Demande de la SIERE à la Commission de l’énergie de l’Ontario concernant l’augmentation de ses besoins en revenus et de ses frais de consommation pour 2024 et 2025[1]

En vertu du paragraphe 25(1) de la Loi sur l’électricité de l’Ontario[2], la Société indépendante d’exploitation du réseau d’électricité (SIERE) de l’Ontario est tenue de présenter périodiquement à la Commission de l’énergie de l’Ontario (CEO) une demande visant à faire approuver ses besoins en revenus, ses dépenses et ses frais de consommation. Jusqu’à tout récemment, cette demande était présentée sur une base annuelle, à la suite de l’approbation annuelle du plan d’activités de la SIERE par le ministère de l’Énergie de l’Ontario.

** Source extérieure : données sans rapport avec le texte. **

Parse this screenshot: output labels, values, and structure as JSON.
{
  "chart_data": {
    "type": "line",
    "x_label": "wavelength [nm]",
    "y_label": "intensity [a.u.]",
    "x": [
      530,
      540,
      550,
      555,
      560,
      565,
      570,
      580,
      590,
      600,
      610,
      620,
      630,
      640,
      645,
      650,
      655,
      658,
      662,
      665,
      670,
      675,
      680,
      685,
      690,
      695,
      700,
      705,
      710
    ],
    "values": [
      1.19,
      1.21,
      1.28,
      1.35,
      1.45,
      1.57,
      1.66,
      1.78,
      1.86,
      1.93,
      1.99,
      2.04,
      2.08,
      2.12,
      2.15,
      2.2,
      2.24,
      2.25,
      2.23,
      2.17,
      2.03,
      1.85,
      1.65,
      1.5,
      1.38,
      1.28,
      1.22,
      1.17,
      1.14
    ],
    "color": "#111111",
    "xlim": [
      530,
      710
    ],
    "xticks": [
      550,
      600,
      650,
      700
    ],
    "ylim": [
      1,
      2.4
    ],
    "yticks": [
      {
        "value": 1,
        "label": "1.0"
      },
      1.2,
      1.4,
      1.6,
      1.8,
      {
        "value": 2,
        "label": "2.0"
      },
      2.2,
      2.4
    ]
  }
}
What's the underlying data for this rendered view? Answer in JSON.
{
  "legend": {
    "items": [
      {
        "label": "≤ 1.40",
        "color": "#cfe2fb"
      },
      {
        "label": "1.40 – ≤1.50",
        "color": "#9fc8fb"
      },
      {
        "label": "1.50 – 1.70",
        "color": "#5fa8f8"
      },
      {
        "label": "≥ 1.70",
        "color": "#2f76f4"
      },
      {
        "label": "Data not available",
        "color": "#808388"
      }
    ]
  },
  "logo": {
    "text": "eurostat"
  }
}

Toutefois, dans sa plus récente demande relative à ses besoins en revenus présentée à la CEO, la SIERE a pour la première fois demandé l’approbation de la CEO pour une période pluriannuelle (2023 à 2025) (la « demande initiale relative aux frais »)[3].

La demande initiale relative aux frais a été déposée le 29 mars 2023. Une conférence de règlement a eu lieu entre la SIERE, le personnel de la CEO et divers intervenants inscrits du 26 au 29 juin 2023, au cours de laquelle une proposition de règlement provisoire englobant toutes les questions litigieuses a été conclue — y compris l’acceptation de la proposition concernant les besoins en revenus de la SIERE pour 2023, 2024 et 2025 de 208,4 millions de dollars, de 218,4 millions de dollars et de 229,7 millions de dollars, respectivement (la « proposition de règlement »). La SIERE a par la suite déposé la proposition de règlement auprès de la CEO le 21 juillet 2023, que la CEO a approuvée dans son intégralité par une décision et une ordonnance datée du 29 août 2023.

La proposition de règlement approuvée par la CEO (l’« entente de règlement ») prévoyait que si des dépenses imprévues ou des changements dans les revenus faisaient en sorte que le solde du compte de report et d’écart projetés (FVDA) de la SIERE devenait négatif pour la première année du cycle triennal, c.àd. l’exercice 2023, alors la SIERE pourrait présenter une nouvelle demande à la CEO pour faire rajuster ses frais pour la dernière année du cycle triennal, c’est-à- dire 2025 (le « mécanisme de rajustement »)[4]. En somme, le mécanisme de rajustement prévoyait que la SIERE pourrait demander à la CEO de rajuster ses frais pour 2025 en cas de dépenses imprévues pour l’exercice fiscal 2023.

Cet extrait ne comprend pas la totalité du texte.